58. The compute device of claim 29, wherein one or more of the at least one first programmable circuit is to, based on communication with the at least one second programmable circuit:
determine a listing of different types of data objects stored in the memory; and
return the listing of the different types of data objects to the at least one second programmable circuit.
59. The compute device of claim 29, wherein the one or more data objects are included in a data stream, the at least one of the one or more data objects is a first data object, and the circuitry is to:
register the data stream to determine information identifying respective starts and ends of the one or more data objects of the data stream;
detect, based on the information, a start of the first data object and an end of the first data object in the data stream to detect the first data object; and
determine at least one characteristic of the first data object based on detection of the first data object.
60. The compute device of claim 59, wherein the circuitry is to decrypt the data stream based on a cryptographic key stored at the circuitry.
61. The compute device of claim 29, wherein the at least one of the one or more data objects is a first data object, the one or more metadata includes first metadata associated with the first data object, and one or more of the at least one first programmable circuit is to select at least one of two or more programmable circuits to process the first data object based on (a) at least one service level objective associated with the first data object, (b) the first metadata, and (c) telemetry data associated with the two or more programmable circuits.

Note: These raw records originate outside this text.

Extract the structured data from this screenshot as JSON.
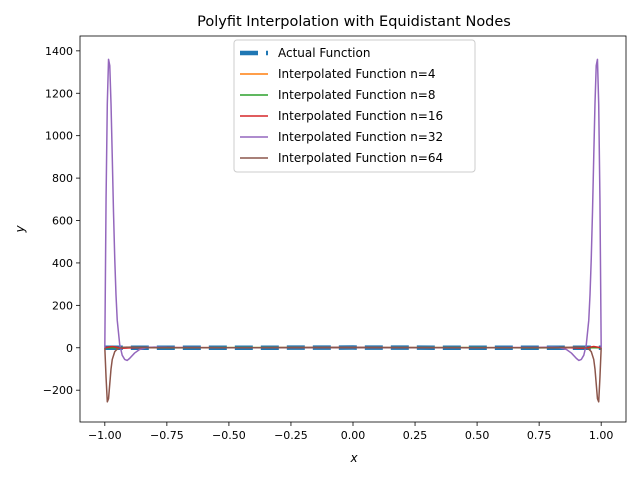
{
  "chart_data": {
    "type": "line",
    "title": "Polyfit Interpolation with Equidistant Nodes",
    "xlabel": "x",
    "ylabel": "y",
    "xlim": [
      -1.1,
      1.1
    ],
    "ylim": [
      -350,
      1470
    ],
    "xticks": [
      -1.0,
      -0.75,
      -0.5,
      -0.25,
      0.0,
      0.25,
      0.5,
      0.75,
      1.0
    ],
    "xtick_labels": [
      "−1.00",
      "−0.75",
      "−0.50",
      "−0.25",
      "0.00",
      "0.25",
      "0.50",
      "0.75",
      "1.00"
    ],
    "yticks": [
      -200,
      0,
      200,
      400,
      600,
      800,
      1000,
      1200,
      1400
    ],
    "ytick_labels": [
      "−200",
      "0",
      "200",
      "400",
      "600",
      "800",
      "1000",
      "1200",
      "1400"
    ],
    "grid": false,
    "legend_position": "top-center",
    "series": [
      {
        "name": "Actual Function",
        "color": "#1f77b4",
        "style": "dashed-thick",
        "x": [
          -1.0,
          -0.8,
          -0.6,
          -0.4,
          -0.2,
          0.0,
          0.2,
          0.4,
          0.6,
          0.8,
          1.0
        ],
        "y": [
          0.04,
          0.06,
          0.1,
          0.2,
          0.5,
          1.0,
          0.5,
          0.2,
          0.1,
          0.06,
          0.04
        ]
      },
      {
        "name": "Interpolated Function n=4",
        "color": "#ff7f0e",
        "style": "solid",
        "x": [
          -1.0,
          -0.5,
          0.0,
          0.5,
          1.0
        ],
        "y": [
          0.04,
          0.4,
          1.0,
          0.4,
          0.04
        ]
      },
      {
        "name": "Interpolated Function n=8",
        "color": "#2ca02c",
        "style": "solid",
        "x": [
          -1.0,
          -0.9,
          -0.75,
          -0.5,
          0.0,
          0.5,
          0.75,
          0.9,
          1.0
        ],
        "y": [
          0.04,
          1.0,
          -0.3,
          0.4,
          1.0,
          0.4,
          -0.3,
          1.0,
          0.04
        ]
      },
      {
        "name": "Interpolated Function n=16",
        "color": "#d62728",
        "style": "solid",
        "x": [
          -1.0,
          -0.97,
          -0.93,
          -0.85,
          -0.5,
          0.0,
          0.5,
          0.85,
          0.93,
          0.97,
          1.0
        ],
        "y": [
          0.04,
          6,
          -2,
          1,
          0.2,
          1.0,
          0.2,
          1,
          -2,
          6,
          0.04
        ]
      },
      {
        "name": "Interpolated Function n=32",
        "color": "#9467bd",
        "style": "solid",
        "x": [
          -1.0,
          -0.995,
          -0.99,
          -0.985,
          -0.98,
          -0.975,
          -0.97,
          -0.965,
          -0.96,
          -0.955,
          -0.95,
          -0.94,
          -0.93,
          -0.92,
          -0.91,
          -0.9,
          -0.88,
          -0.86,
          -0.83,
          -0.8,
          -0.75,
          -0.7,
          -0.5,
          0.0,
          0.5,
          0.7,
          0.75,
          0.8,
          0.83,
          0.86,
          0.88,
          0.9,
          0.91,
          0.92,
          0.93,
          0.94,
          0.95,
          0.955,
          0.96,
          0.965,
          0.97,
          0.975,
          0.98,
          0.985,
          0.99,
          0.995,
          1.0
        ],
        "y": [
          0,
          700,
          1150,
          1360,
          1330,
          1150,
          900,
          640,
          420,
          250,
          130,
          15,
          -35,
          -55,
          -60,
          -50,
          -25,
          -8,
          1,
          3,
          1,
          0.5,
          0.2,
          1.0,
          0.2,
          0.5,
          1,
          3,
          1,
          -8,
          -25,
          -50,
          -60,
          -55,
          -35,
          15,
          130,
          250,
          420,
          640,
          900,
          1150,
          1330,
          1360,
          1150,
          700,
          0
        ]
      },
      {
        "name": "Interpolated Function n=64",
        "color": "#8c564b",
        "style": "solid",
        "x": [
          -1.0,
          -0.995,
          -0.99,
          -0.985,
          -0.98,
          -0.975,
          -0.97,
          -0.96,
          -0.95,
          -0.93,
          -0.9,
          -0.85,
          -0.7,
          -0.5,
          0.0,
          0.5,
          0.7,
          0.85,
          0.9,
          0.93,
          0.95,
          0.96,
          0.97,
          0.975,
          0.98,
          0.985,
          0.99,
          0.995,
          1.0
        ],
        "y": [
          0,
          -140,
          -255,
          -240,
          -170,
          -100,
          -55,
          -18,
          -6,
          2,
          3,
          1,
          0.3,
          0.2,
          1.0,
          0.2,
          0.3,
          1,
          3,
          2,
          -6,
          -18,
          -55,
          -100,
          -170,
          -240,
          -255,
          -140,
          0
        ]
      }
    ]
  }
}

62. The compute device of claim 61, wherein the machine-readable instructions are first machine-readable instructions, and one or more of the at least one first programmable circuit is to:
access a data structure that maps second machine-readable instructions to (1) respective types of the two or more programmable circuits and (2) at least one key performance indicator (KPI) for the respective types of the two or more programmable circuits; and
access the telemetry data associated with the two or more programmable circuits, wherein selection of the at least one of the two or more programmable circuits is based on the at least one service level objective, the at least one KPI for the respective types of the two or more programmable circuits, the first metadata, and the telemetry data.
63. The compute device of claim 29, wherein the one or more data objects include at least one of an image data object, a person data object, a product data object, an event data object, or a telecommunications data object.
64. The compute device of claim 29, wherein the one or more characteristics include at least one of one or more levels of sparsity of the one or more data objects or one or more sizes of the one or more data objects.
65. The compute device of claim 29, wherein the one or more characteristics include one or more data types of the one or more data objects, one or more creation dates of the one or more data objects, one or more modification dates of the one or more data objects, geolocation data for the one or more data objects, one or more access control lists for the one or more data objects, one or more encryption statuses of the one or more data objects, one or more checksums or hash values of the one or more data objects, one or more digital signatures for the one or more data objects, one or more file permissions for the one or more data objects, audit trail information for the one or more data objects, ownership information for the one or more data objects, one or more environmental contexts for the one or more data objects, or one or more data loss prevention tags for the one or more data objects.